Toll-Like Receptor Blockage by TIP-1 and MIP-2 Treatment Mitigates Inflammation in a Mouse Model of Adult-Onset Still's Disease or Still's Disease

Abstract

The inflammatory response triggered by Toll-like receptors (TLRs) may implicated in the development of the pathogenesis of adult-onset Still's disease (AOSD). This study evaluated the efficacy of TLR inhibitor peptides, specifically TLR inhibitor peptide 1 (TIP-1) and MAL/MyD88 inhibitory peptide 2 (MIP-2) in animal models of AOSD. THP-1 cells were stimulated with TLR agonists and treated with TIP-1 or MIP-2. Interferon (IFN)-gamma knock-out mice were induced with AOSD-like symptoms using Mycobacterium mixed with Freund's complete adjuvant (CFA), then treated with the peptides. THP-1 cells treated with TIP-1 and MIP-2 showed significantly decreased expression of TLRs agonist-induced MyD88 and phosphorylated NF-kappaB, except TLR9 agonists.

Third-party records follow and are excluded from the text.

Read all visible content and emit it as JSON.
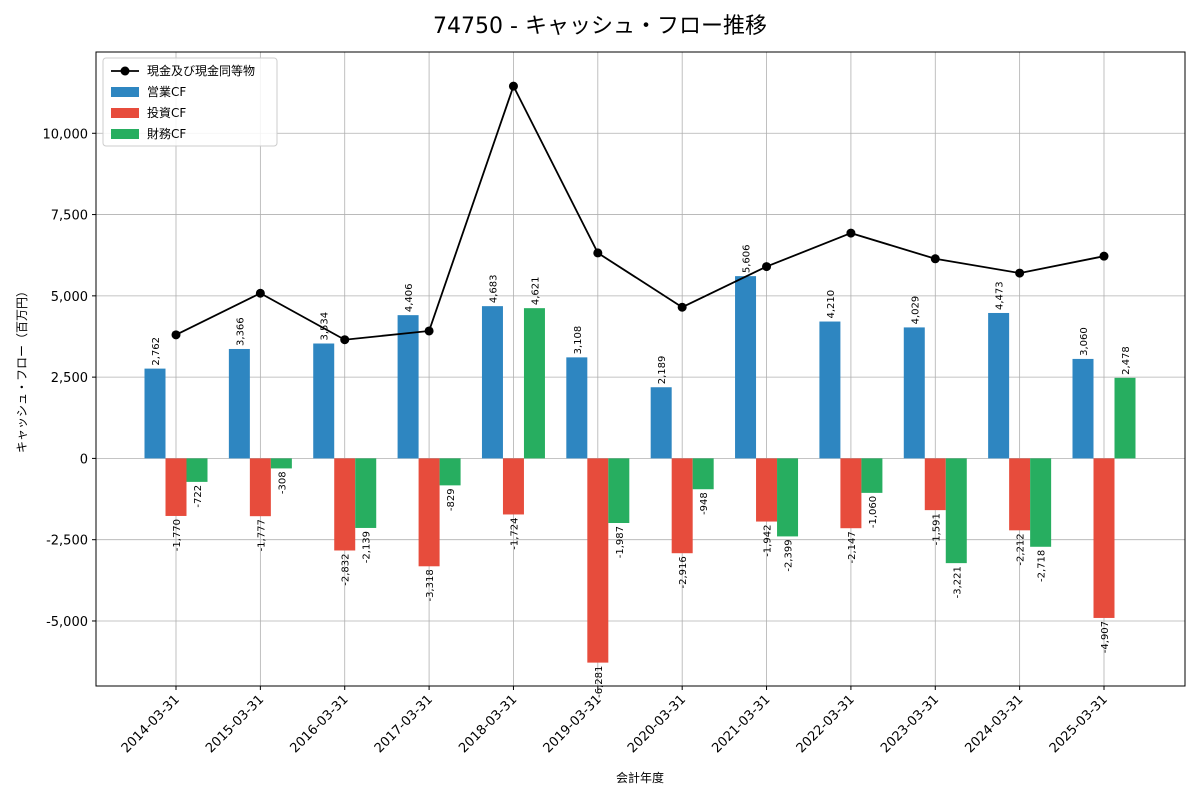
{
  "chart_data": {
    "type": "bar",
    "title": "74750 - キャッシュ・フロー推移",
    "xlabel": "会計年度",
    "ylabel": "キャッシュ・フロー（百万円）",
    "ylim": [
      -7000,
      12500
    ],
    "yticks": [
      -5000,
      -2500,
      0,
      2500,
      5000,
      7500,
      10000
    ],
    "ytick_labels": [
      "-5,000",
      "-2,500",
      "0",
      "2,500",
      "5,000",
      "7,500",
      "10,000"
    ],
    "grid": true,
    "legend_position": "top-left",
    "categories": [
      "2014-03-31",
      "2015-03-31",
      "2016-03-31",
      "2017-03-31",
      "2018-03-31",
      "2019-03-31",
      "2020-03-31",
      "2021-03-31",
      "2022-03-31",
      "2023-03-31",
      "2024-03-31",
      "2025-03-31"
    ],
    "series": [
      {
        "name": "営業CF",
        "type": "bar",
        "color": "#2e86c1",
        "values": [
          2762,
          3366,
          3534,
          4406,
          4683,
          3108,
          2189,
          5606,
          4210,
          4029,
          4473,
          3060
        ],
        "labels": [
          "2,762",
          "3,366",
          "3,534",
          "4,406",
          "4,683",
          "3,108",
          "2,189",
          "5,606",
          "4,210",
          "4,029",
          "4,473",
          "3,060"
        ]
      },
      {
        "name": "投資CF",
        "type": "bar",
        "color": "#e74c3c",
        "values": [
          -1770,
          -1777,
          -2832,
          -3318,
          -1724,
          -6281,
          -2916,
          -1942,
          -2147,
          -1591,
          -2212,
          -4907
        ],
        "labels": [
          "-1,770",
          "-1,777",
          "-2,832",
          "-3,318",
          "-1,724",
          "-6,281",
          "-2,916",
          "-1,942",
          "-2,147",
          "-1,591",
          "-2,212",
          "-4,907"
        ]
      },
      {
        "name": "財務CF",
        "type": "bar",
        "color": "#27ae60",
        "values": [
          -722,
          -308,
          -2139,
          -829,
          4621,
          -1987,
          -948,
          -2399,
          -1060,
          -3221,
          -2718,
          2478
        ],
        "labels": [
          "-722",
          "-308",
          "-2,139",
          "-829",
          "4,621",
          "-1,987",
          "-948",
          "-2,399",
          "-1,060",
          "-3,221",
          "-2,718",
          "2,478"
        ]
      },
      {
        "name": "現金及び現金同等物",
        "type": "line",
        "color": "#000000",
        "values": [
          3800,
          5080,
          3650,
          3920,
          11450,
          6320,
          4650,
          5900,
          6930,
          6140,
          5700,
          6220
        ]
      }
    ]
  }
}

Furthermore, the peptides resulted in a significant decrease in the concentrations of interleukin (IL)-1beta and IL-6 in the culture supernatants, except TLR9 agonists. In animal models of AOSD, treatment with inhibitor peptides significantly improved their clinical symptoms. The administration of these peptides resulted in a significant decrease in serum levels of IL-1beta and IL-18. The expression of inflammatory cytokines were downregulated in the spleen and lymph node of TIP-1 and MIP-2 treated mice. These findings suggest that TIP-1 and MIP-2 may be effective candidates for AOSD treatment, as they have broad specificity for TLRs.